Sunday, January 5, 2020
3rd Floor West Promenade (New York Hilton)
Ellen Abrams, Cornell University
In February 1894, a profile detailing the life and career of Ohio mathematician William Hoover was published in the first volume of The American Mathematical Monthly. Hoover’s story, like other biographies printed in the Monthly, detailed his humble beginnings, persistent self-study, and honorable career in mathematics. According to his biography, Hoover was “indebted to no one.”

In this presentation, I examine the narrative template that structured biographies like Hoover’s alongside the near-religious celebration of the self-made man in the late-nineteenth-century United States. According to its stories, which were in ample supply in the nineteenth century, America had become a nation of striving entrepreneurs. Key features in the American entrepreneurial tale—like individualism, hard work, and moral character—were featured prominently in American mathematical biographies. Through an exploration of gender, image, and self-making during the professionalization of American mathematics, this presentation suggests relevant links between the cultural history of the United States and the history of American mathematics.

Nearly all late-nineteenth-century biographies published in the American Mathematical Monthly included a photograph that endorsed the heroic dignity of each mathematician’s story. My analysis and presentation of these photographs, which featured well-arranged clothing and facial hair, head and shoulders at three-quarter profile, and eyes gazing into the distance, considers the variety of ways in which manly respectability, learning, and success were represented in Monthly biographies. While the gendering of mathematical knowledge was compounded and renegotiated throughout the late 1800s, particular conceptions of American masculinity were built prominently into both the portraits and written accounts of the self-made mathematician.
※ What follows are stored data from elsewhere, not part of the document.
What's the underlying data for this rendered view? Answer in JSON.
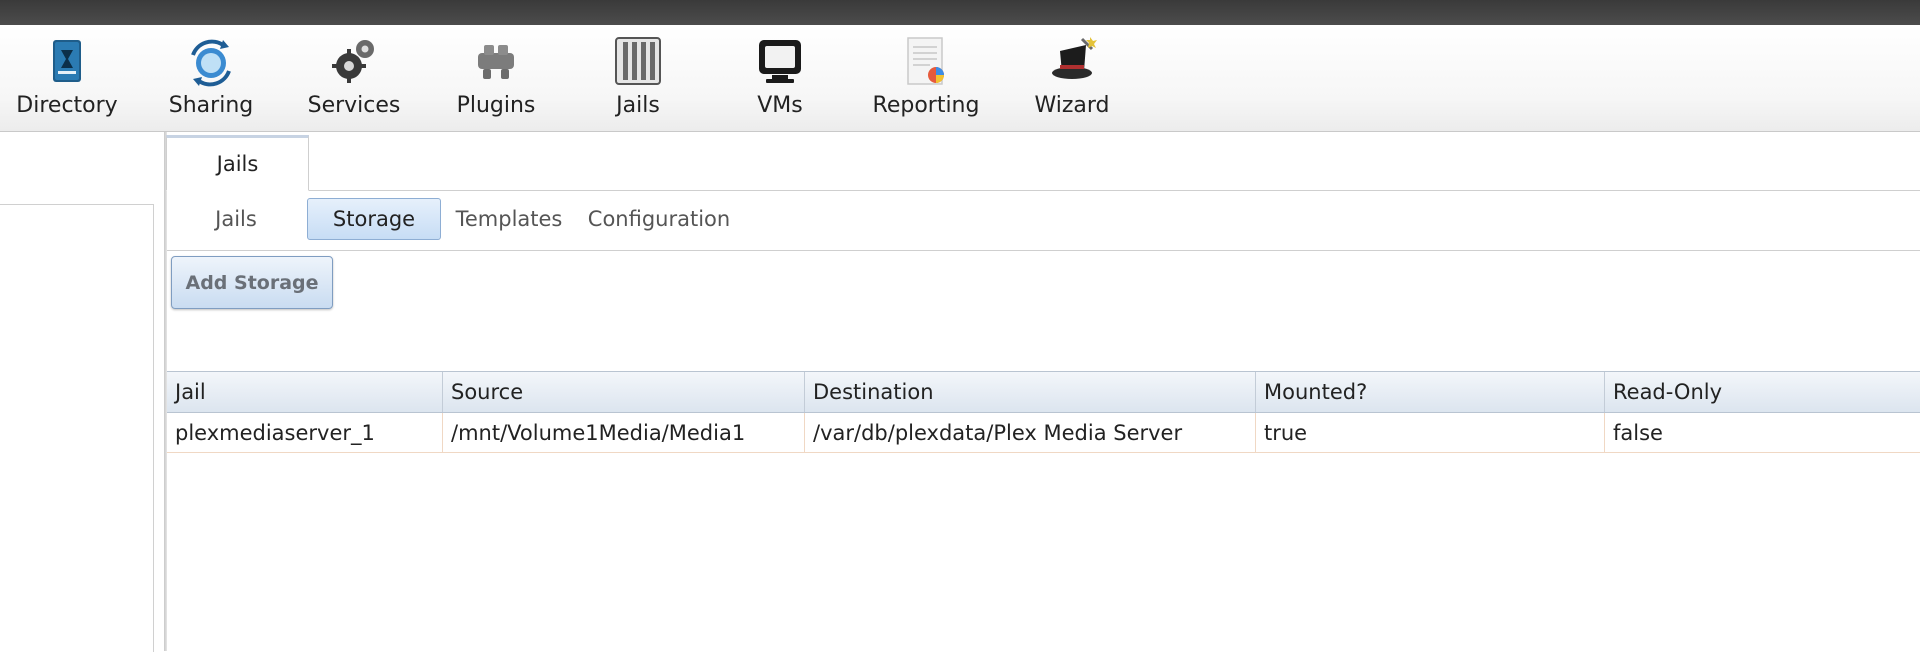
{
  "toolbar": {
    "items": [
      {
        "label": "Directory",
        "icon": "directory-icon"
      },
      {
        "label": "Sharing",
        "icon": "sharing-icon"
      },
      {
        "label": "Services",
        "icon": "services-icon"
      },
      {
        "label": "Plugins",
        "icon": "plugins-icon"
      },
      {
        "label": "Jails",
        "icon": "jails-icon"
      },
      {
        "label": "VMs",
        "icon": "vms-icon"
      },
      {
        "label": "Reporting",
        "icon": "reporting-icon"
      },
      {
        "label": "Wizard",
        "icon": "wizard-icon"
      }
    ]
  },
  "main_tab": {
    "label": "Jails"
  },
  "sub_tabs": {
    "items": [
      {
        "label": "Jails",
        "active": false
      },
      {
        "label": "Storage",
        "active": true
      },
      {
        "label": "Templates",
        "active": false
      },
      {
        "label": "Configuration",
        "active": false
      }
    ]
  },
  "actions": {
    "add_storage_label": "Add Storage"
  },
  "grid": {
    "columns": [
      "Jail",
      "Source",
      "Destination",
      "Mounted?",
      "Read-Only"
    ],
    "rows": [
      [
        "plexmediaserver_1",
        "/mnt/Volume1Media/Media1",
        "/var/db/plexdata/Plex Media Server",
        "true",
        "false"
      ]
    ]
  },
  "colors": {
    "topbar": "#3a3a3a",
    "active_tab": "#c7ddf5",
    "button_border": "#7f9dc1"
  }
}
My presentation also considers the relationship between American mathematical biographies and the growth of the American mathematics community. Specifically, I argue that while the American mathematics community was under construction around the turn of the twentieth century, so too was the figure of the American mathematician. As mathematicians in the United States became increasingly interested in “modern,” abstract forms of inquiry, they risked being derided and disregarded as out-of-touch theorists. Biographies in the American Mathematical Monthly offered a more grounded image of the American mathematician, in part by pairing his journey into the world of mathematics with his agrarian roots and manly self-reliance. The story of the farm-raised American mathematician, who grew up poor with limited schooling but showed great promise and pluck, helped create the archetype of the self-made American mathematician, at a time when what it meant to be an American mathematician had yet to be fully defined. Overall, the biographies published in the Monthly between its founding in 1894 and the turn of the twentieth century helped align American ideals with the time-honored pursuit of mathematics.